Schon seit einigen Tagen kündigten die Theaterzettel des Vaudeville das in kurzem zur Aufführung gelangende neue Stück Fagans an. In den Theatern, den Klubs, an den Empfangstagen der Damen, in den Bureaus der Ministerien, den Boulevardcafés, überall sprach man davon, und schon regnete es auf den Tisch des beliebten Verfassers so zahllose Bitten um Plätze zu seiner Premiere, daß das Haus wohl dreimal dadurch hätte gefüllt werden können.

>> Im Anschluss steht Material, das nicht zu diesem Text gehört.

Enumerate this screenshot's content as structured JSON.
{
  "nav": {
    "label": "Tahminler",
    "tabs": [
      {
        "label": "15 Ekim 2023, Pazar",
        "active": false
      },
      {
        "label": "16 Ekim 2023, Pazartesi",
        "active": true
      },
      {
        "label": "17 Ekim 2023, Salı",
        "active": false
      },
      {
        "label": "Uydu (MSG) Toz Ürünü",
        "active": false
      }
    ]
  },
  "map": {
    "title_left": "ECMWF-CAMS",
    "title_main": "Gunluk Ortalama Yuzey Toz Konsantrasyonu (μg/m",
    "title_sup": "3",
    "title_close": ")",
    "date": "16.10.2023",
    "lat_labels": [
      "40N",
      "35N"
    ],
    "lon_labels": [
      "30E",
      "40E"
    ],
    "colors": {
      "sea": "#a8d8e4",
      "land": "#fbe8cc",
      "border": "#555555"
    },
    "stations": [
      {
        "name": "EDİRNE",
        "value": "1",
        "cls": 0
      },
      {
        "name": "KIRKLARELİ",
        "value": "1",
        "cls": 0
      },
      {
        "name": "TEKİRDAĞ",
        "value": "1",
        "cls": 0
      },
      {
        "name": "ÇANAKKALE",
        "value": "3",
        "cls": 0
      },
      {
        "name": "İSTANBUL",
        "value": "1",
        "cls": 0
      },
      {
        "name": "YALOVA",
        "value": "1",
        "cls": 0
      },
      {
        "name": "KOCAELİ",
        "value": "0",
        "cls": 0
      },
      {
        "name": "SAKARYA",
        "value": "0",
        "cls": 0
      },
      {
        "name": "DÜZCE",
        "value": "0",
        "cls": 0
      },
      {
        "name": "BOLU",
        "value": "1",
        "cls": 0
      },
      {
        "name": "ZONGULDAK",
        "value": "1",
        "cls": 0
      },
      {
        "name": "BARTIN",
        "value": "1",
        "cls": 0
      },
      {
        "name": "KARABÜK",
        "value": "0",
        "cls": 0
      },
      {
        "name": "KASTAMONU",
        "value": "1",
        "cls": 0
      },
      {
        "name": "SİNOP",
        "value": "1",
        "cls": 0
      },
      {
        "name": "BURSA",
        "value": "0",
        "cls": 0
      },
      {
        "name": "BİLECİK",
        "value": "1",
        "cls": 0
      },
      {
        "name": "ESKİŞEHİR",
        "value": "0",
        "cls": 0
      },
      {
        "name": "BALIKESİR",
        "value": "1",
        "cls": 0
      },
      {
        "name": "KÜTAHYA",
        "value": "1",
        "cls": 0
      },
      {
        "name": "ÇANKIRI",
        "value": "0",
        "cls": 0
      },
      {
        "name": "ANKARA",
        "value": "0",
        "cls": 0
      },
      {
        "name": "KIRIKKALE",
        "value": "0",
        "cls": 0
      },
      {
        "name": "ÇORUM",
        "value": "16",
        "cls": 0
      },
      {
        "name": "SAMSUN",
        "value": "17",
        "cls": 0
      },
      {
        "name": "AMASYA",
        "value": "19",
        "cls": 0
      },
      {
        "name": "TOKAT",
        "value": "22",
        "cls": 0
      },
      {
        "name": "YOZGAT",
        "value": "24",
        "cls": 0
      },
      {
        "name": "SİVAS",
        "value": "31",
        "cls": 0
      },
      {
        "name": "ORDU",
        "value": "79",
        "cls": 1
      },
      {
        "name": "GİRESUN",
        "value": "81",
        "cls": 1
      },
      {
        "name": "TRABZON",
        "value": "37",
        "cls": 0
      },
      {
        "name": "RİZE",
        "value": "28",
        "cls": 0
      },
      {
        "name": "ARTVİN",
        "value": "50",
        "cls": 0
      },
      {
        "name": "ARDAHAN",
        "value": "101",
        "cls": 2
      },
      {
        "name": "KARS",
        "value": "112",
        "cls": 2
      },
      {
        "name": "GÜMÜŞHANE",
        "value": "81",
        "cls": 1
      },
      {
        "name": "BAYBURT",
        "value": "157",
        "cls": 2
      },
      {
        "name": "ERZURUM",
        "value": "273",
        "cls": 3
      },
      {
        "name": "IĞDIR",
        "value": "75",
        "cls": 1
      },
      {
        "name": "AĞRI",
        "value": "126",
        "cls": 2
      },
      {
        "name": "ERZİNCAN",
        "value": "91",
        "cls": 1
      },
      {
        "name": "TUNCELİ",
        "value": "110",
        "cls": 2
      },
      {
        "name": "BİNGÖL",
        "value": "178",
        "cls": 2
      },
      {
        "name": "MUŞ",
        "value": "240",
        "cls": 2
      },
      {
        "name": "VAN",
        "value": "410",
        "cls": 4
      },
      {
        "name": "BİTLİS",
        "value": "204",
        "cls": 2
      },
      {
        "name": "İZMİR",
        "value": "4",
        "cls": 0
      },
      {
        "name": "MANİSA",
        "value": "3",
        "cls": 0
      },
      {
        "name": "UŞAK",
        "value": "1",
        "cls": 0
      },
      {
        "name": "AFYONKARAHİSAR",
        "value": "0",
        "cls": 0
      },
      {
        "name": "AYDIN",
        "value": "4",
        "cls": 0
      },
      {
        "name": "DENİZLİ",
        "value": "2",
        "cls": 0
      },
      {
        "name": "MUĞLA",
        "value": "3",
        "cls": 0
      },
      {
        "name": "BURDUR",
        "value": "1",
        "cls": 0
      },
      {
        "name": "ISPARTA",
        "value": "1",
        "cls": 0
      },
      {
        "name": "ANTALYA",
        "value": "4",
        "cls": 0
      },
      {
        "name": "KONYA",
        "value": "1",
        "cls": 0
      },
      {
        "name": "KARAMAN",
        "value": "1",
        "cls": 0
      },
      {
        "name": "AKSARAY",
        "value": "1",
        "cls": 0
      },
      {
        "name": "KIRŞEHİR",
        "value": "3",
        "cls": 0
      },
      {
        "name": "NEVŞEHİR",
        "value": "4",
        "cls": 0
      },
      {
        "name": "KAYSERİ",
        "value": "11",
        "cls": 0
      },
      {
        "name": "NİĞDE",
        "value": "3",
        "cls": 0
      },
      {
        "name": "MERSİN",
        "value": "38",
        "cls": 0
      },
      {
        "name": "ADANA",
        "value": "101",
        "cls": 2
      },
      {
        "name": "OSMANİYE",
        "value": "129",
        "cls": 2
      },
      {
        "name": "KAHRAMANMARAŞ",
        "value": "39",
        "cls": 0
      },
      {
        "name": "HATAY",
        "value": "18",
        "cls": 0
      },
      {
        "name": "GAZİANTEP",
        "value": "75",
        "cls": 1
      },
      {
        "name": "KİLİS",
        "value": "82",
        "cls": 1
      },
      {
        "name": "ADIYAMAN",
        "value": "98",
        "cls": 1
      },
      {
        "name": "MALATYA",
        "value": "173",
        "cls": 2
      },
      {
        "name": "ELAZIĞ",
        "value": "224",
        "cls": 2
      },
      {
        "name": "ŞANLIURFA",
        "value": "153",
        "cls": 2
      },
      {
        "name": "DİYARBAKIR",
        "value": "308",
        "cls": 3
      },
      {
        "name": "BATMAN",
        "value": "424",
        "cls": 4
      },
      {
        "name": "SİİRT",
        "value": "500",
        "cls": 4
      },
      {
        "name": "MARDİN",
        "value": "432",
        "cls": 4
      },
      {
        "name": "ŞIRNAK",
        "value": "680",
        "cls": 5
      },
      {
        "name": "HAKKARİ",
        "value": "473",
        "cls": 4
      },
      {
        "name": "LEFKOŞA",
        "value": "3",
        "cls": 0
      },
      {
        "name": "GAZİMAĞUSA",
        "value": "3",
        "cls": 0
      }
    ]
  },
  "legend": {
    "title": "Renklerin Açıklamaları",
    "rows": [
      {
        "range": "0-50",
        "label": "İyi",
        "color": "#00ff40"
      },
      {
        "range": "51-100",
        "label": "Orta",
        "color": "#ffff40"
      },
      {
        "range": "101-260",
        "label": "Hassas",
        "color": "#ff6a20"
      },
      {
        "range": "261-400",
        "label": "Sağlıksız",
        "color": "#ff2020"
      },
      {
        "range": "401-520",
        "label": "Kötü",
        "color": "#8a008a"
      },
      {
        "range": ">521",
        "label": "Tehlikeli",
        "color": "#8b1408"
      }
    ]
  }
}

Eines Sonntagmorgens, als seine Töchter eben gekommen waren und er ihnen lachend den Haufen eingegangener Briefe mit Bitten um Billets zeigte, sagte Nina lebhaft:

»Ach, weißt Du, Papa, Mama möchte sehr gern eine Loge zur Generalprobe haben.«

»Gut,« versetzte Fagan, ein wenig verstimmt, wie immer, wenn sie von ihrer Mutter sprachen, »aber unter einer Bedingung, nämlich, daß ihr an dem Abend mit mir und nicht mit ihr geht.«

»Nichts einfacher,« begann Rosa, die eine fügsame Tochter war; aber auf einen Blick ihrer Schwester brach sie ab. Und zugleich fiel Ninette mit emporgehobenem Näschen ein:

»Aber, lieber Vater, Du bedenkst nicht, daß Du bei der Generalprobe Deines Stückes jeden Augenblick auf die Bühne, hinter die Kulissen gerufen werden wirst, und daß wir dann ganz allein bleiben . . .«

»Ich habe wohl daran gedacht,« entgegnete Fagan, »wir werden Frau Hulin mitnehmen.«

»Frau Hulin? – Auf keinen Fall!«

Mit diesen fast tonlos gesprochenen Worten und bestürzten Mienen war Rosa, die sanfte, hübsche Rosa aufgesprungen. Nein, das nicht! Davon könnte keine Rede sein! Um keinen Preis der Welt würde sie sich mit dieser Person öffentlich zeigen.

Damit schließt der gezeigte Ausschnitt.